As in previous campaigns, the American Association of Community Colleges (AACC) has just released an agenda for the presidential candidates and the next administration. Higher education issues are almost sure to be prominent issues into the fall campaign. This concrete community college agenda gives the candidates a road map for how best to support both students and institutions. It also differentiates community colleges from other sectors and may help counter growing public doubts about the value of college.
AACC’s agenda for the candidates has three broad categories: providing students with the financial support to succeed, which includes Higher Education Act (HEA) programs such as Pell grants, Federal-Work Study and Direct Loans; investing in community college workforce training and related capacity, which includes the Perkins Act, WIOA, and the new Strengthening Community College Training programs; and providing better information to students, institutions and policymakers, as well as lightening the federal regulatory burden. Many of the policies revolve around providing more resources for existing programs rather than creating new ones, because, if adequately funded, these programs are well structured to achieve their goals, even if they lack novelty. This starts with Pell grants.
As part of its presidential campaign agenda and broader legislative efforts, AACC is advocating for a reform of the Lifetime Learning Tax Credit (LLC). The credit was created along with the Hope Scholarship tax credit in 1997, emerging from a re-election agenda item of President Clinton. The Lifetime Learning Credit’s manifest purpose was to help individuals who did not qualify for the Hope tax credit (either because they were in non-credit programs or enrolled less than half time) to “skill up.” But the LLC covers only 20 percent of a student’s tuition and covered expenses, and for those going to low-cost community colleges, that’s not usually a lot of financial support. Simultaneously, graduate and professional students get 20 percent of their first $10,000 of tuition and expenses, which represents a $2,000 contribution to their costs. To AACC, this seems unbalanced and out of step with the credit’s original purpose.

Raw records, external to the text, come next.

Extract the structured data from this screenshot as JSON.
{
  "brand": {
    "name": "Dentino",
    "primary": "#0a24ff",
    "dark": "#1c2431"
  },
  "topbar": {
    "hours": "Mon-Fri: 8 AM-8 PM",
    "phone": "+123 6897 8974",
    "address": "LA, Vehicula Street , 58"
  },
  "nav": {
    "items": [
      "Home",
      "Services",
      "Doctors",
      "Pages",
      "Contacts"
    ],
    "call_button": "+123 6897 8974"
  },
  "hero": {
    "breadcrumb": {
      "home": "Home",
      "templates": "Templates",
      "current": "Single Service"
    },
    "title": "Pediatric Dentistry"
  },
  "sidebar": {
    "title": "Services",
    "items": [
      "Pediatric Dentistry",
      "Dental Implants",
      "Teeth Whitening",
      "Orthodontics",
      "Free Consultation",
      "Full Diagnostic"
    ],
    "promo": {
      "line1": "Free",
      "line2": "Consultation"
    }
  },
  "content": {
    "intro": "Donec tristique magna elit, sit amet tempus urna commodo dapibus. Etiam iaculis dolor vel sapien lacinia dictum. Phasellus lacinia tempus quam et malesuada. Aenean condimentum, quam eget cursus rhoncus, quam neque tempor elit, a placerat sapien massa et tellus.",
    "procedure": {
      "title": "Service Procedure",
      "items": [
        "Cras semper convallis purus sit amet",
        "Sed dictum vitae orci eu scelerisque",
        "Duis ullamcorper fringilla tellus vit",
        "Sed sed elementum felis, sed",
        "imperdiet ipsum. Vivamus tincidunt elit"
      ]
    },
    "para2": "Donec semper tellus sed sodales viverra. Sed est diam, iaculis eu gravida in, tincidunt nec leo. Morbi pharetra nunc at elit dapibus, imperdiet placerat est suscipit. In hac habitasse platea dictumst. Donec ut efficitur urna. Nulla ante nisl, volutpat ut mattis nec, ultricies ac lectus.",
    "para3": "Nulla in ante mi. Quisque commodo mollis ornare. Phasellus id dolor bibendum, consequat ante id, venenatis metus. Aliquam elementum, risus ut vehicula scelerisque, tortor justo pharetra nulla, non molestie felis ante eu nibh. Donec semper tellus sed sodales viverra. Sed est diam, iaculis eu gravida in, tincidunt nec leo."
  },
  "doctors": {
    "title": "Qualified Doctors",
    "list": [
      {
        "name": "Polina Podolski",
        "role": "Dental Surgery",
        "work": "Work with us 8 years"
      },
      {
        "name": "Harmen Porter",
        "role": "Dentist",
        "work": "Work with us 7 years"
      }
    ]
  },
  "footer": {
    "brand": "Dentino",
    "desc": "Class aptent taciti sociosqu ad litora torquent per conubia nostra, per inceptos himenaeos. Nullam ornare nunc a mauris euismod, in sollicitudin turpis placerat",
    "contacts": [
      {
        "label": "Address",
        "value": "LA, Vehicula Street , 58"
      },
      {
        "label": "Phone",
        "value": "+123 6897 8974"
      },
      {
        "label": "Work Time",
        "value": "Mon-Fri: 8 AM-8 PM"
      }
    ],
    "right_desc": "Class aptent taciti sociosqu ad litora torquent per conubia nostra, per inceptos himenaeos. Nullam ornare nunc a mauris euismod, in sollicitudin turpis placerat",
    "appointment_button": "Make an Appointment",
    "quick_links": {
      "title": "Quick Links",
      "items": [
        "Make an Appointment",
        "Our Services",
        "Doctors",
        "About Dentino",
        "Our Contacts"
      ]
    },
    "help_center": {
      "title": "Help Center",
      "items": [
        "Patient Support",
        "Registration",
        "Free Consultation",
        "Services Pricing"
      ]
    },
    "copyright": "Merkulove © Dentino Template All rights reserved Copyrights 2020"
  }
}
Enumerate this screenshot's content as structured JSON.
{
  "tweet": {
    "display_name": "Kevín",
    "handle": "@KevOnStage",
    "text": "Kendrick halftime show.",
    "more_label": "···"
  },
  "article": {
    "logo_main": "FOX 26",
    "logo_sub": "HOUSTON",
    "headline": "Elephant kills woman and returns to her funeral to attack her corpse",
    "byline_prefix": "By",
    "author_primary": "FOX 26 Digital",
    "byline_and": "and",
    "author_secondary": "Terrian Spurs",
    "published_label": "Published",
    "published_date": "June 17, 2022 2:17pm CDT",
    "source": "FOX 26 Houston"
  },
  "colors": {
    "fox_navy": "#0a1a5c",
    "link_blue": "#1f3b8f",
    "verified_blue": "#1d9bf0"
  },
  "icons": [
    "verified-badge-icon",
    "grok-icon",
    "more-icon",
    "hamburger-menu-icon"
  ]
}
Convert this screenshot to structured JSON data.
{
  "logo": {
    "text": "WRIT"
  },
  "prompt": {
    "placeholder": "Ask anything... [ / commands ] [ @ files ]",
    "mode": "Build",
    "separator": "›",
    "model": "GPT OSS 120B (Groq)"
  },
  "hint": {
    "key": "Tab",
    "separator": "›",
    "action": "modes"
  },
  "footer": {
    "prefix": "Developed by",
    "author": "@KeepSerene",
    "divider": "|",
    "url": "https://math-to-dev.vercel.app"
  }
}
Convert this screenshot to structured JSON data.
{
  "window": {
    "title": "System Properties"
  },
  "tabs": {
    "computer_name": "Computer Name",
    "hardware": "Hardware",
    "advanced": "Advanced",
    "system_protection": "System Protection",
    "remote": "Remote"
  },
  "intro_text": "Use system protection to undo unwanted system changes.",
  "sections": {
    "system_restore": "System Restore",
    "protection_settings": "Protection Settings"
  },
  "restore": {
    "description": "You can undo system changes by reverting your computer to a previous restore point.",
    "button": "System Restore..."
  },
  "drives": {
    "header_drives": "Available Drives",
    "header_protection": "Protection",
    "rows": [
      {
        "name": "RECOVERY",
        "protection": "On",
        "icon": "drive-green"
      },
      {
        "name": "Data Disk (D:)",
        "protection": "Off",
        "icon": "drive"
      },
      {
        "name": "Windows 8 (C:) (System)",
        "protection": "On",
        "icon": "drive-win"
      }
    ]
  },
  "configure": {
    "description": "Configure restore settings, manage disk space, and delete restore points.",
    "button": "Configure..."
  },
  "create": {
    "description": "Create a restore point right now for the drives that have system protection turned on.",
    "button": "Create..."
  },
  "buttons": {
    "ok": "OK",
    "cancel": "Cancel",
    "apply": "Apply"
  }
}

One area of intense national focus in which the concerns of community colleges are different from other sectors relates to college prices and student debt. Overall, college prices continue to rise at rates much higher than family incomes, even higher than health care. But community college tuition increases have been extremely modest since the depths of the last recession, the institutions often get swept up in policies designed to address college costs. This fall, the average full-time, full-year community college tuition and fees was just $3,730.
AACC recently released a policy brief on affordability that looked at the potential impact of measure to reduce college debt. It noted that, overall, high-profile, high-cost proposals to forgive large amounts of student debt would provide relatively little benefit to community college students. Vast misperceptions about student debt persist, and many people would be surprised to know that the highest percentages of loan defaulters are those who borrow the least — often meaning community college students. These students certainly are not the ones politicians emphasize on the hustings.
Other measures to promote affordability, particularly enhancing the Pell Grant program, and expanding it to include short-term education programs and “second chance” students, are emphasized in the just-released campaign materials. One issue that remains on the minds of many CEOs and was raised by President Trump in his 2016 campaign and after concerns infrastructure. There has been some discussion of the issue in Washington and House Democrats have introduced an ambitious package, but the cost of these potential investments appears to have prevented meaningful action from taking place, not that Washington doesn’t engage in deficit spending when it chooses to.
AACC is also hoping that the recently created Strengthening Community College Training program will get a big financial boost in the coming years. The Department of Labor is expected to release details on the competition for the program this spring.
The upcoming election provides the community college sector with a great opportunity for asserting both its value to the nation and the role that the federal government can play in enhancing that value. Hopefully, AACC’s agenda for the presidential candidates will help institutional leaders in that process.